Blended Families: Not Always "The Brady Bunch"
In May 2006, I married Herman. My son was 15 at the time, and I had raised him on my own since he was 2. Herman, a widower, had raised his 17-year-old daughter alone for 11 years. He also provided a home for the two young adult sons of his deceased wife.
Like so many other couples that take the leap into blended families, Herman and I shared an unwavering optimism that our love would conquer any problems that combining numerous kids and pets might create. In fact, bolstered by our kids' initial enthusiasm, we went a step further, convincing ourselves there would be no major problems at all.
We were wrong. Very wrong. After a brief honeymoon period, three of our kids turned an angry corner. They pronounced us crazy and condemned our union. Our lives became very difficult, and the sweeping joy of having found each other was overshadowed by our kids' combined fury.
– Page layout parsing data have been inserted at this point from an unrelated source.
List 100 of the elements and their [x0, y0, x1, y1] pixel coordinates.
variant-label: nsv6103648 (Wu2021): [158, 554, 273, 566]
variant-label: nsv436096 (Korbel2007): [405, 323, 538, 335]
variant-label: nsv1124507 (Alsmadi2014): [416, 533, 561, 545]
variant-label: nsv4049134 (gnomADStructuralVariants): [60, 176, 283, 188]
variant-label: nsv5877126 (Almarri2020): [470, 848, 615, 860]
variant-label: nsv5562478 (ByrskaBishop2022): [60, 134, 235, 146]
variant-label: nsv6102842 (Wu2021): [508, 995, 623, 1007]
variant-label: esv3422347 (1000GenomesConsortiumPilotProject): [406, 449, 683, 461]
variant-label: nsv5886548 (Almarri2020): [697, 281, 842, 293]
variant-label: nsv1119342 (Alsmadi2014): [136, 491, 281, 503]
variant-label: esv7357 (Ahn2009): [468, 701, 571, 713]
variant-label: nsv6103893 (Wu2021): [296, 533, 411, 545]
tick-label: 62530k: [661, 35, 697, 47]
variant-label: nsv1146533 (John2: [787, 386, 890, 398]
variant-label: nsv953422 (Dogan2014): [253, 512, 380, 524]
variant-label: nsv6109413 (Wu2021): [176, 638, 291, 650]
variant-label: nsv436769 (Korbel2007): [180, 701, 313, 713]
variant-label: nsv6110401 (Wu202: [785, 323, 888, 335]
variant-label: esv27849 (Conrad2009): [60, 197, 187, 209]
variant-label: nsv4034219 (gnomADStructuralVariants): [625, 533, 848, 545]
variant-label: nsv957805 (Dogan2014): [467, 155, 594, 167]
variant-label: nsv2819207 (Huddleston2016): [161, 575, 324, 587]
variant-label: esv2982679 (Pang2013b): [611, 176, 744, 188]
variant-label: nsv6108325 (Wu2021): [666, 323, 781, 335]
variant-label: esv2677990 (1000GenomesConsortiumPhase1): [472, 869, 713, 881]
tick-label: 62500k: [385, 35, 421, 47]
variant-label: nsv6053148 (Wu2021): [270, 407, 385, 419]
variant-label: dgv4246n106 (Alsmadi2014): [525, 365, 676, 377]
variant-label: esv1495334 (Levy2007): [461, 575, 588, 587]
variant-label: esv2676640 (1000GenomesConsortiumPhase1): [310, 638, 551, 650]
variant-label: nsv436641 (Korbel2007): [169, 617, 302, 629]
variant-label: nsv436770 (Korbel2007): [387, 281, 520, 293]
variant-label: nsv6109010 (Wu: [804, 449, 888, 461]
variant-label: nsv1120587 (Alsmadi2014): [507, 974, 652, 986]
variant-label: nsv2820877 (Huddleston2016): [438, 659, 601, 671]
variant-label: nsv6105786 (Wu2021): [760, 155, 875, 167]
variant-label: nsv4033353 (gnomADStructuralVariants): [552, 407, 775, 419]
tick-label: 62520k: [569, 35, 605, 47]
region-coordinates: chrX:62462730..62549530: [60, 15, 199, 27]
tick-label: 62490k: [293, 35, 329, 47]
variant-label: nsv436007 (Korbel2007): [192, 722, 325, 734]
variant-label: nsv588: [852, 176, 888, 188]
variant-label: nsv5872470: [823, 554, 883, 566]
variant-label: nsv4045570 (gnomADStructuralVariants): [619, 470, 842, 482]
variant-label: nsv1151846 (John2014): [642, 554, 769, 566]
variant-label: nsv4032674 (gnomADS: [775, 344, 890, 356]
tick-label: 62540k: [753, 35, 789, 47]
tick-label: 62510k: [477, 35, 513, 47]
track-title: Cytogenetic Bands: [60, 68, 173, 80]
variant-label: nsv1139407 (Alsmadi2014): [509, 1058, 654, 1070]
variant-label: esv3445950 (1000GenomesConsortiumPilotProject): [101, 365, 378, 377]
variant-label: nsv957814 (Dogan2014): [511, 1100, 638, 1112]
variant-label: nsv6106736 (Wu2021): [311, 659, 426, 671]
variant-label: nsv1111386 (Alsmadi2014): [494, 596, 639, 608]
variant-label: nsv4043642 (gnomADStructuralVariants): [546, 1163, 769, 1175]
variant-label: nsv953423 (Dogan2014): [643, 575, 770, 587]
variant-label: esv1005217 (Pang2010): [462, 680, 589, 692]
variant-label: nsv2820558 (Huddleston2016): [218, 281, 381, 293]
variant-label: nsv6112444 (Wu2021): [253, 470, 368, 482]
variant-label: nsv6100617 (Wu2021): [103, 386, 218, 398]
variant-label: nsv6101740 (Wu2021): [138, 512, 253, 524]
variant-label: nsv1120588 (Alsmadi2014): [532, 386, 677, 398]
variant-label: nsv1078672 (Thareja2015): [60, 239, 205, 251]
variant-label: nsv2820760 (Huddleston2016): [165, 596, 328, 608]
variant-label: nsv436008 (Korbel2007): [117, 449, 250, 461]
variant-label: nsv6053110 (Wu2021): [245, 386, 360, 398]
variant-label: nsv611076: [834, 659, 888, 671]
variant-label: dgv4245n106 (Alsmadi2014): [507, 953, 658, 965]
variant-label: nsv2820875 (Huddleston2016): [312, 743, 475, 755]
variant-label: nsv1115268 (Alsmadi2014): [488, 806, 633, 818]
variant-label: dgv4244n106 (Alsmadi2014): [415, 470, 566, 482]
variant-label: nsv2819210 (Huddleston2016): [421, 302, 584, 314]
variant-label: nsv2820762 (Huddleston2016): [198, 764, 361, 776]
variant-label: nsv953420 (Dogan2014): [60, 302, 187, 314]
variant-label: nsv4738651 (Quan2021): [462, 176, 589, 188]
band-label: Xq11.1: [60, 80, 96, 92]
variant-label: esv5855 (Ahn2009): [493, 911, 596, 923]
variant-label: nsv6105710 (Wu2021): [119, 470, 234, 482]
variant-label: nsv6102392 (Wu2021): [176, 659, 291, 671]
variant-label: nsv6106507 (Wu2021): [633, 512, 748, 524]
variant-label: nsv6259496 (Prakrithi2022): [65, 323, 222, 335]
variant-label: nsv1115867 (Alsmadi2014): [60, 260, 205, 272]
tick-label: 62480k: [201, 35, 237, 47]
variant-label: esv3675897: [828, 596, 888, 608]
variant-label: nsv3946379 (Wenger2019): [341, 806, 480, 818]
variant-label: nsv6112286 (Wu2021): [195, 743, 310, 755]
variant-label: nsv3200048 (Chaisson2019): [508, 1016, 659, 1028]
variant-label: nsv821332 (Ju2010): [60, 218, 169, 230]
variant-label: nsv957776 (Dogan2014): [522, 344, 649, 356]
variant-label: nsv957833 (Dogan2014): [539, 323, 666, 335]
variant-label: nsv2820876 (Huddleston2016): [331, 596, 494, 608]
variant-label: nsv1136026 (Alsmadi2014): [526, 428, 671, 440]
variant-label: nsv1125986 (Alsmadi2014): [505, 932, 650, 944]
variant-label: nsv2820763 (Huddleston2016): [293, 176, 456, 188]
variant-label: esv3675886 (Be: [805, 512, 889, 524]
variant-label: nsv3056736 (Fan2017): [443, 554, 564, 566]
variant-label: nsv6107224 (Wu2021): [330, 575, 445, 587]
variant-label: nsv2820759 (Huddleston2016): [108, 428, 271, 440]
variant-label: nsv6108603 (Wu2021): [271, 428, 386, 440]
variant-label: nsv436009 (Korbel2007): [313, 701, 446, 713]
In the anthology "My Father Married Your Mother: Dispatches from the Blended Family," a collection of essays by people who have experienced blended families, editor Anne Burt points out in her introduction the odds against such families succeeding are painfully high. Burt, an essayist and fiction writer and the senior public affairs officer for arts and culture at Columbia University, says, "Two-thirds of all remarried or cohabitating couples with children break up."
Those are pretty unpleasant statistics, and Herman and I have nearly become one of them. There is no doubt that our love for each other has remained intact and grown during our time together, but our children continue to struggle with our choice.
Burt says that, as the essays from writers came in for her book, she was surprised by her findings. "No matter how old someone is when a new stepparent or stepsibling comes into the picture -- and some of the writers in my book were well into adulthood with families of their own -- the change has a huge impact on every relationship. It's not just young children and teens who have to adjust, although the impact on them is arguably far greater."
Determined to make our marriage work despite the heavy odds, Herman and I have attempted some creative solutions. When his youngest turned 18, I moved back to my house, and now "share custody" of my husband with his kids until they graduate from high school and college and move out on their own. We have also, along with one of the kids, engaged the services of an outstanding family therapist.
Burt concurs that therapy is a good strategy. "I'm not a therapist, but I certainly recommend seeking one out, for everyone involved, if necessary. The most important factor, from what I can see, is if the couple can weather this together and act together to set rules for the children."
Burt adds that it's important for adults to bear in mind that children often have a hard time accepting a parent's new spouse. "I think it's a big challenge for the adults to remember that no matter how happy the union might be, every stepfamily is borne on the back of loss: whether through divorce, death, or other kind of abandonment. No stepfamily can be successful without acknowledgment of the grief that must be present."
Despite our major bumps, Herman and I remain optimistic. We've adjusted our hopes and expectations, moving toward working for calm, mutual respect among all family members, and away from some unrealistic "Brady Bunch" dream.